The other thing employers can do, she adds, is to be more open-minded about bringing on entry-level talent.

"This is more of a long-term people growth strategy that focuses on providing them with the job skills training they need in a measurable and meaningful way," Petrella says. "Companies need to spend the time to inventory their cyber roles and really understand specifically what you need this talent to do." 

Mandate data breach reporting

Better coordination and transparency between federal agencies and private sector companies would also go a long way in potentially preventing breaches in the first place.

"For a long time organizations have been providing information to the government," Farshchi says. "The problem is that we rarely get anything back, so it feels a bit like a black hole. It needs to be a two-way street."

Farshchi says a better model would have the government take in the information it receives from the private sector and then share it with organizations that might be at risk. "In most of these cases, the attacker will go after multiple firms with the same kind of attack," Farshchi says. "If the government is able to share this information in rapid, real-time, I can put in the defensive measures needed to be able to stop that attack from being successful within my own organization." 

Taking it a step further would require companies to disclose data breaches when they happen. As Schiappa points out, there is currently no federal disclosure requirement for breaches, and as a result "companies have to follow a confusing maze of state laws and industry compliance requirements," he says. "A single federal law mandating breach reporting would streamline all of this."

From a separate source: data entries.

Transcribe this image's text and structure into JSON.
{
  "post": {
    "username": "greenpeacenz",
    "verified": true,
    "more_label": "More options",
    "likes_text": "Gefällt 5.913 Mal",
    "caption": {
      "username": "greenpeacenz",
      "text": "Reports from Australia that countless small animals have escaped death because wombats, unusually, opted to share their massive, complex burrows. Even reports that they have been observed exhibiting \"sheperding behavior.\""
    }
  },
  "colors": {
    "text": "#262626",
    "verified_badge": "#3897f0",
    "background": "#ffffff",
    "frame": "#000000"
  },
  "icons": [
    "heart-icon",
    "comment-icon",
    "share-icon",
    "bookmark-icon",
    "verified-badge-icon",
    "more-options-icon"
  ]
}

Things are heading in that direction. In July, Sens. Mark Warner, D-Va., Marco Rubio, R-Fla., and Susan Collins, R-Maine, introduced a bill that would require some private-sector companies to disclose cyber attacks. These include organizations that work with the government or provide critical infrastructure services. In return, it would protect these companies from some of the potential negative impact of revealing an attack, such as being sued by shareholders.

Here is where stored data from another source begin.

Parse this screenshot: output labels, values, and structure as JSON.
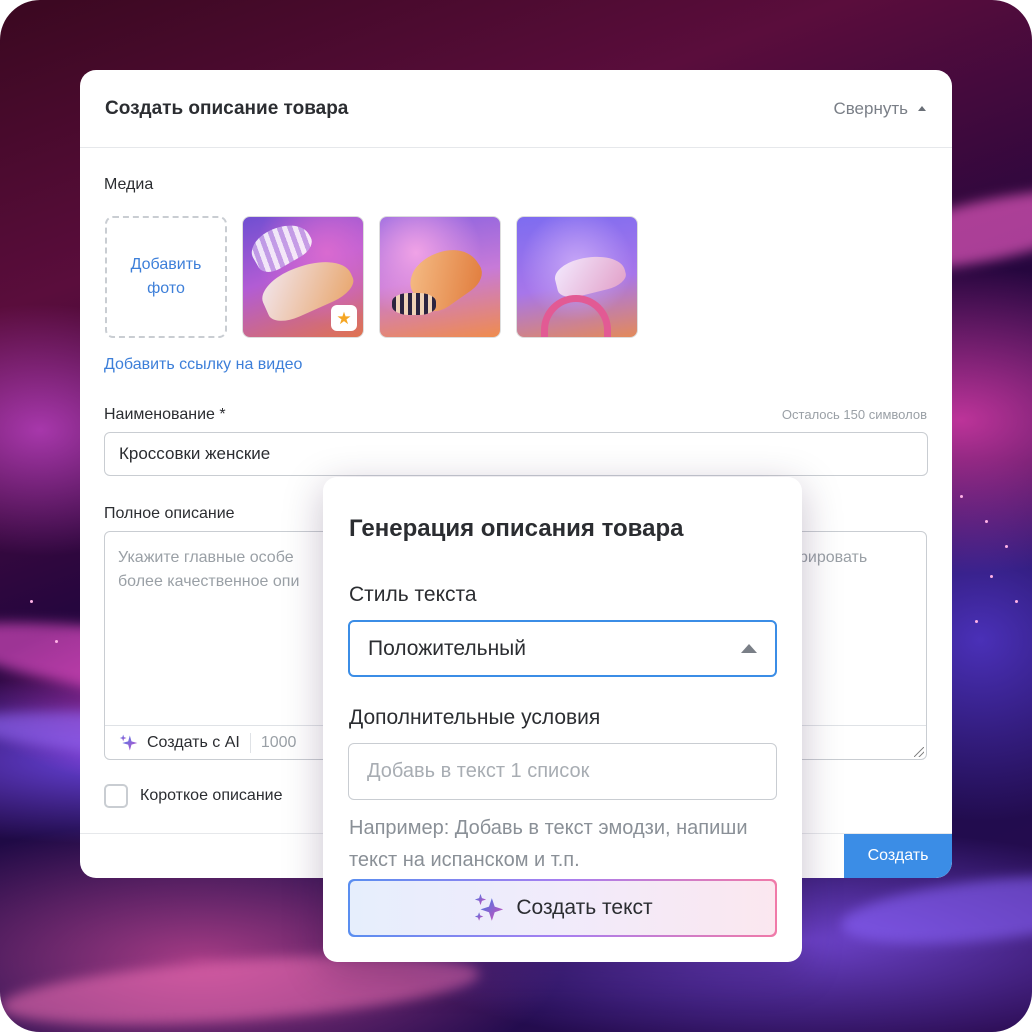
{
  "card": {
    "title": "Создать описание товара",
    "collapse_label": "Свернуть"
  },
  "media": {
    "label": "Медиа",
    "add_photo": "Добавить фото",
    "add_video_link": "Добавить ссылку на видео"
  },
  "name_field": {
    "label": "Наименование *",
    "counter": "Осталось 150 символов",
    "value": "Кроссовки женские"
  },
  "description": {
    "label": "Полное описание",
    "placeholder": "Укажите главные особе",
    "placeholder_line2": "более качественное опи",
    "placeholder_tail": "рировать",
    "ai_button": "Создать с AI",
    "char_count": "1000"
  },
  "short_description": {
    "label": "Короткое описание"
  },
  "submit_label": "Создать",
  "popup": {
    "title": "Генерация описания товара",
    "style_label": "Стиль текста",
    "style_value": "Положительный",
    "conditions_label": "Дополнительные условия",
    "conditions_placeholder": "Добавь в текст 1 список",
    "hint": "Например: Добавь в текст эмодзи, напиши текст на испанском и т.п.",
    "generate_button": "Создать текст"
  },
  "colors": {
    "accent": "#3b8de6",
    "link": "#3d7fd9",
    "badge_star": "#f5a623"
  }
}
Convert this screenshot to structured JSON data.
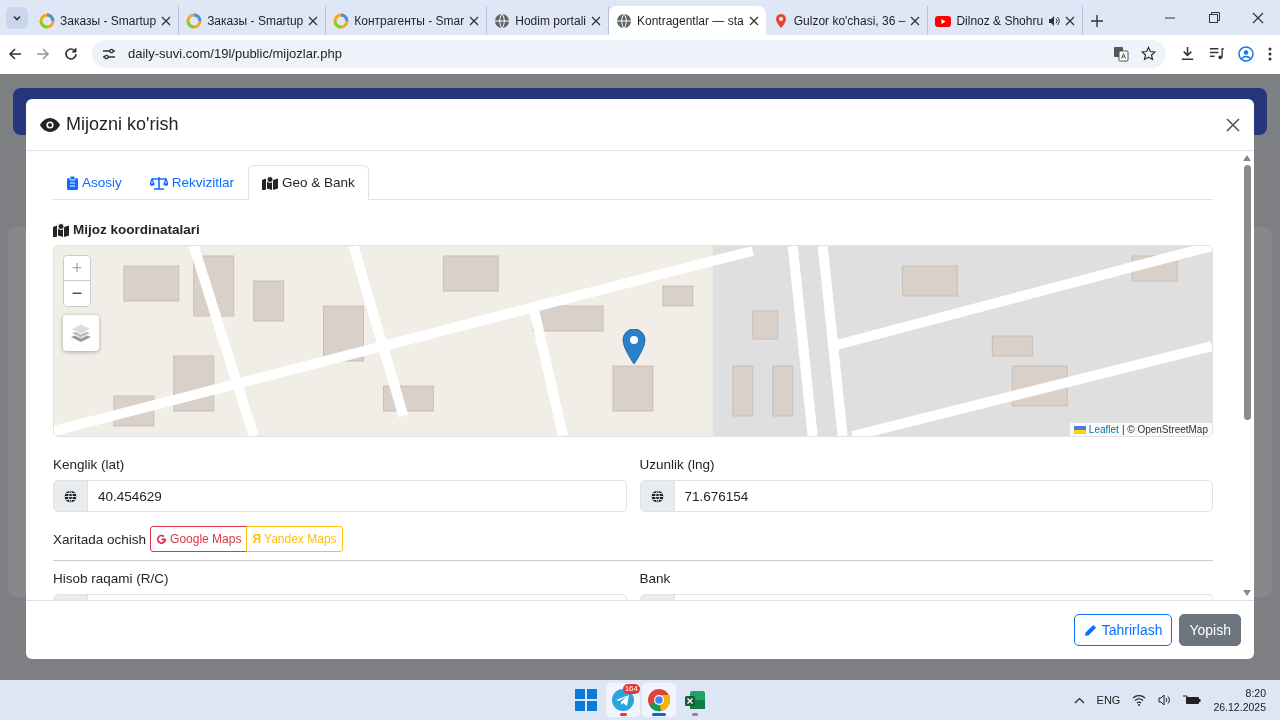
{
  "browser": {
    "tabs": [
      {
        "title": "Заказы - Smartup",
        "kind": "smartup",
        "audio": false,
        "selected": false
      },
      {
        "title": "Заказы - Smartup",
        "kind": "smartup",
        "audio": false,
        "selected": false
      },
      {
        "title": "Контрагенты - Smar",
        "kind": "smartup",
        "audio": false,
        "selected": false
      },
      {
        "title": "Hodim portali",
        "kind": "globe",
        "audio": false,
        "selected": false
      },
      {
        "title": "Kontragentlar — sta",
        "kind": "globe",
        "audio": false,
        "selected": true
      },
      {
        "title": "Gulzor ko'chasi, 36 –",
        "kind": "pin",
        "audio": false,
        "selected": false
      },
      {
        "title": "Dilnoz & Shohru",
        "kind": "youtube",
        "audio": true,
        "selected": false
      }
    ],
    "url": "daily-suvi.com/19l/public/mijozlar.php"
  },
  "modal": {
    "title": "Mijozni ko'rish",
    "tabs": [
      {
        "label": "Asosiy",
        "selected": false
      },
      {
        "label": "Rekvizitlar",
        "selected": false
      },
      {
        "label": "Geo & Bank",
        "selected": true
      }
    ],
    "section_title": "Mijoz koordinatalari",
    "map": {
      "zoom_in": "+",
      "zoom_out": "−",
      "attribution_link": "Leaflet",
      "attribution_text": "| © OpenStreetMap"
    },
    "fields": [
      {
        "label": "Kenglik (lat)",
        "value": "40.454629"
      },
      {
        "label": "Uzunlik (lng)",
        "value": "71.676154"
      }
    ],
    "open_in_map": {
      "label": "Xaritada ochish",
      "links": [
        {
          "kind": "google",
          "label": "Google Maps"
        },
        {
          "kind": "yandex",
          "icon_text": "Я",
          "label": "Yandex Maps"
        }
      ]
    },
    "bank_fields": [
      {
        "label": "Hisob raqami (R/C)"
      },
      {
        "label": "Bank"
      }
    ],
    "buttons": [
      {
        "kind": "edit",
        "label": "Tahrirlash"
      },
      {
        "kind": "close",
        "label": "Yopish"
      }
    ]
  },
  "taskbar": {
    "apps": [
      {
        "kind": "start"
      },
      {
        "kind": "telegram",
        "badge": "164"
      },
      {
        "kind": "chrome"
      },
      {
        "kind": "excel"
      }
    ],
    "language": "ENG",
    "time": "8:20",
    "date": "26.12.2025"
  }
}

Beyond this public-private partnership, some experts say ultimately, cybersecurity problems can't be solved without better consumer education.

"If consumers don't know how to spot threats, how can they protect their personal information or keep their identities safe?" says Farshchi. "Nearly 99% of today's cyber events are the result of a failure of fundamentals. And like in any sport, if you're not great at the fundamentals, you'll lose."